I have been reading Anthony Holden’s excellent biography of Leigh Hunt titled THE WIT IN THE DUNGEON: The remarkable life of Leigh Hunt, Poet, Revolutionary, and the Last of the Romantics (2005). When I finish it, I shall review it for The Quizzing Glass.
Though Hunt was a well-respected author during the Regency and later, his works have not found the place in English literature that are held by his friends John Keats, Percy B. Shelley, and Lord Byron.
Yet when I came across this letter Hunt wrote to Joseph Severn, who was close to the dying Keats in Rome, I fully understood why his contemporaries admired Hunt’s writing. The following is one of the most poignant pieces of writing I’ve ever read:
If he [Keats] can bear to hear of us, pray tell him – but he knows it already, and can put it into better language than any man. I hear that he does not like to be told that he may get better; nor is it to be wondered at, considering his firm persuasion that he shall not recover. He can only regard it as a puerile thing, and an insinuation that he cannot bear to think he shall die.
But if his persuasion should happen to be no longer so strong upon him, or if he can now put up with such attempts to console him, tell him of what I have said a thousand times, and what I still (upon my honour, Severn) think always, that I have seen too many instances of recovery from apparently desperate cases of consumption not to be in hope to the very last.
If he cannot bear this, tell him – tell that great poet and noble-hearted man – that we shall all bear his memory in the most precious part of our hearts, and that the world shall bow their heads to it, as our loves do.
Or if this, again, will trouble his spirit, tell him that we shall never cease to remember and love him; and that the most skeptical of us has faith enough in the high things that nature puts into our heads to think all who are of one accord in mind or heart are journeying to one and the same place, and shall unite somewhere or other again, face to face, mutually conscious, mutually delighted.
Tell him he is only before us on the road, as he was in everything else; or whether you tell him the latter or no, tell him the former, and add that we shall never forget that he was so, and we are coming after him. The tears are again in my eyes, and I must not afford to shed them.
Keats was never told any of these things Hunt wished to impart to him. The letter was dated 8 March 1821. Keats had died in Italy on February 23. He was 25.

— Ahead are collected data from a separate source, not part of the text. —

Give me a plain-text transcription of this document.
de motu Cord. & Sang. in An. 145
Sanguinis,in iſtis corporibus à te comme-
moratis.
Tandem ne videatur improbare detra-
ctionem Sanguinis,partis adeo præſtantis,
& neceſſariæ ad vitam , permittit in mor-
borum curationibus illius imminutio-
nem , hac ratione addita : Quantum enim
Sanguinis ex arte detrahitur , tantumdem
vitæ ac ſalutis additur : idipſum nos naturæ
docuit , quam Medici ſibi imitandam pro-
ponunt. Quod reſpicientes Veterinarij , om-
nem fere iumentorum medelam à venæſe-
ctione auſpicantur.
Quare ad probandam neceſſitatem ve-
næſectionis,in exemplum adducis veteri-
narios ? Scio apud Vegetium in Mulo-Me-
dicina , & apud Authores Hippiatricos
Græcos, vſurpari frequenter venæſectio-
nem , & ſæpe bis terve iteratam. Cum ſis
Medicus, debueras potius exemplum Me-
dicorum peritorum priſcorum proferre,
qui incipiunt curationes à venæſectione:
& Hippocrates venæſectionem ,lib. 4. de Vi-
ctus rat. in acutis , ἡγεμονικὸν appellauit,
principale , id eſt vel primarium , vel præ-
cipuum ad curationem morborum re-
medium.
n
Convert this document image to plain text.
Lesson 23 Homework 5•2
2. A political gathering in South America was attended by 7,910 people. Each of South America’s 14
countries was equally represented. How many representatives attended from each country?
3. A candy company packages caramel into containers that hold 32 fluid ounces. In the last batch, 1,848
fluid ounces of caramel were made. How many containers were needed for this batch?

.. tell him that we shall never cease to remember and love him; and that the most skeptical of us has faith enough in the high things that nature puts into our heads to think all who are of one accord in mind or heart are journeying to one and the same place, and shall unite somewhere or other again, face to face, mutually conscious, mutually delighted.
That was lovely, Cheryl.
Thanks, Gerri. I found it incredibly moving.
Thank you for posting this. It brought tears to my eyes, too.
Thanks for checking it out, Barbara.
What lovely piece. Thank you!
I am always stunned by the intimate beauty of relationship that comes from these words. The love that Keats’ friends had for him was wonderful. Hunt’s words reflect my own heart for John Keats.This just chokes me up. Thanks Cheryl for posting this in full.